À l’inverse, j’oriente plutôt vers le LMNP au réel les clients qui acceptent la location meublée, recherchent une forte neutralisation de l’impôt sur les loyers et privilégient la flexibilité de sortie. Pour les patrimoines plus importants, la SCI à l’IS reste un outil redoutable pour mutualiser plusieurs logements, optimiser l’IS grâce à l’amortissement et préparer la transmission, comme le montre l’analyse détaillée des SCI familiales et de leurs coûts cachés. Dans tous les cas, le choix entre Relance logement, LMNP et SCI doit être intégré à une réflexion plus large sur la diversification immobilière, qui peut inclure des SCPI, des OPCI ou des club deals selon le profil de risque et l’horizon de placement.

Relance logement dans une stratégie globale de patrimoine

Le dispositif Relance logement ne doit jamais être le seul pilier d’une stratégie patrimoniale, même pour un investisseur très orienté immobilier. Il vient compléter d’autres briques comme l’assurance vie, le PEA, les SCPI ou les investissements en actions, afin de lisser les risques de marché, de taux et de vacance locative. Un portefeuille équilibré combinant immobilier locatif, actifs financiers et trésorerie de sécurité résiste mieux aux chocs économiques et aux changements de loi fiscale.

Pour un investisseur déjà exposé à l’immobilier via des SCPI ou des club deals, le dispositif Relance logement 2026 amortissement bailleur peut apporter une diversification intéressante en direct, avec un contrôle plus fin sur le choix du logement et des travaux. L’important est de ne pas se laisser guider uniquement par l’avantage fiscal ou par le plan de relance, mais de vérifier que chaque euro investi génère un couple rendement risque cohérent avec ses objectifs de vie. Au final, un bon dispositif fiscal n’est jamais une fin en soi ; il n’est qu’un outil au service d’un patrimoine construit patiemment, où l’on juge chaque investissement non pas à son rendement brut, mais à ce qu’il vous reste après impôt.

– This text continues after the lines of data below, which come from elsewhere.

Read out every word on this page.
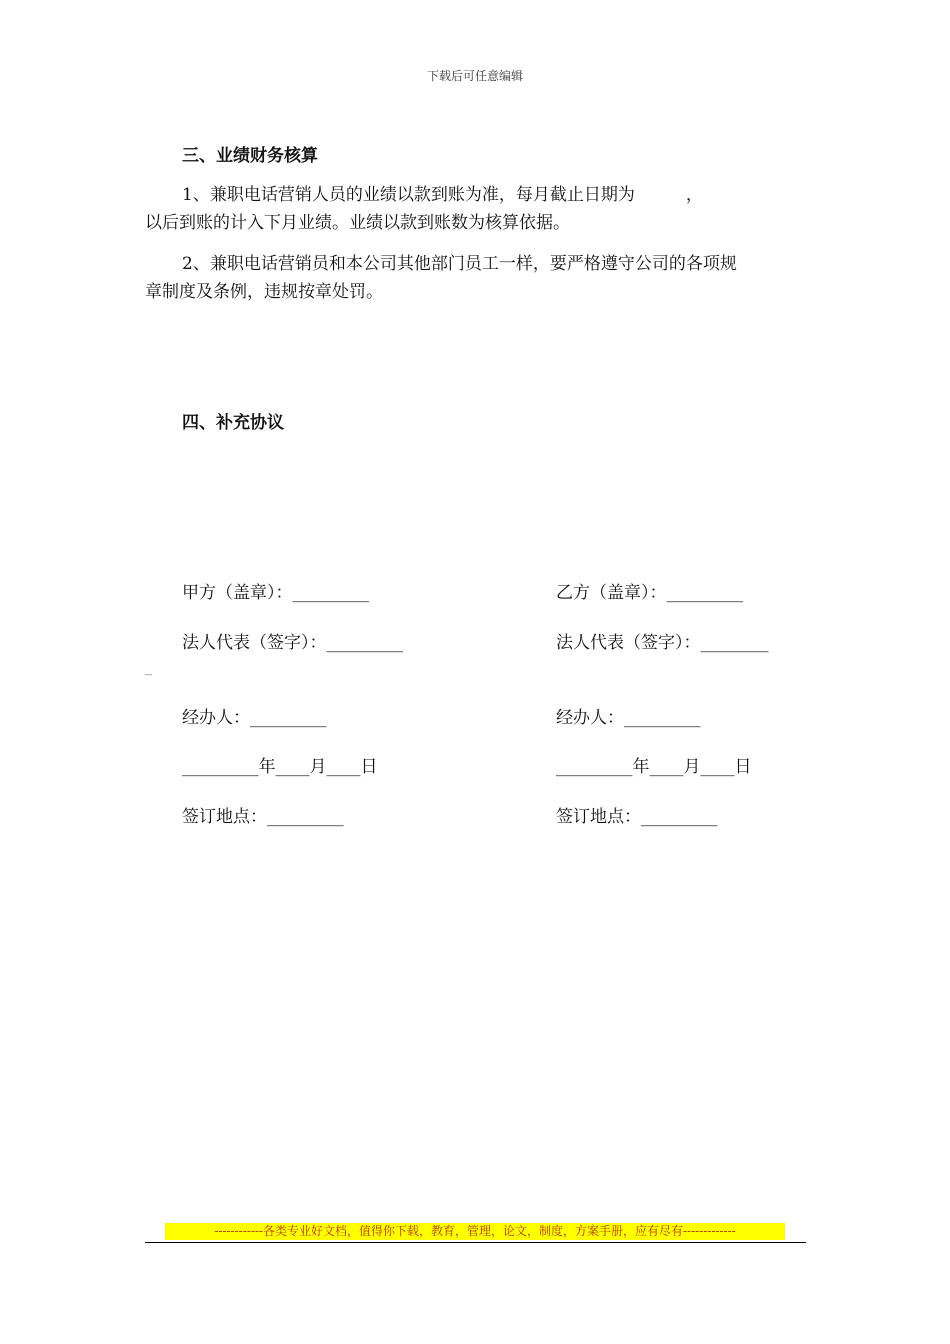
下载后可任意编辑
三、业绩财务核算
1、兼职电话营销人员的业绩以款到账为准，每月截止日期为　　　，
以后到账的计入下月业绩。业绩以款到账数为核算依据。
2、兼职电话营销员和本公司其他部门员工一样，要严格遵守公司的各项规
章制度及条例，违规按章处罚。
四、补充协议
甲方（盖章）：_________
法人代表（签字）：_________
_
经办人：_________
_________年____月____日
签订地点：_________
乙方（盖章）：_________
法人代表（签字）：________
经办人：_________
_________年____月____日
签订地点：_________
------------各类专业好文档，值得你下载，教育，管理，论文，制度，方案手册，应有尽有-------------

Chiffres clés à retenir sur le dispositif Relance logement

  • Le dispositif Relance logement permet une déduction annuelle pouvant aller jusqu’à 12 000 euros des revenus locatifs, ce qui réduit fortement l’assiette imposable des revenus fonciers pour les bailleurs fortement fiscalisés (données issues des informations publiées par l’administration fiscale française).
  • Le déficit foncier généré par les travaux et les charges est imputable sur le revenu global dans la limite de 10 700 euros par an, le surplus étant reportable sur les revenus fonciers des années suivantes, ce qui en fait un levier puissant pour lisser l’impôt sur le revenu sur plusieurs exercices (règle fiscale stable depuis plusieurs années).
  • Les travaux de rénovation énergétique doivent représenter au moins 30 % du prix d’acquisition pour qu’un logement ancien soit éligible, ce qui implique un budget travaux d’au moins 60 000 euros pour un bien acheté 200 000 euros, mais améliore significativement la performance énergétique et la valeur de revente du bien.
  • L’engagement de location nue est fixé à 9 ans minimum, avec des loyers plafonnés, ce qui réduit le rendement brut de 0,5 à 1 point de pourcentage par rapport au marché libre dans les grandes villes, mais sécurise la demande locative sur la durée du dispositif.
  • En LMNP au réel, l’amortissement comptable permet souvent de neutraliser l’impôt sur les loyers pendant 15 à 20 ans, alors que le dispositif Relance logement concentre l’avantage fiscal sur les 9 premières années via la combinaison amortissement plus déficit foncier, ce qui change profondément le profil de trésorerie pour le bailleur.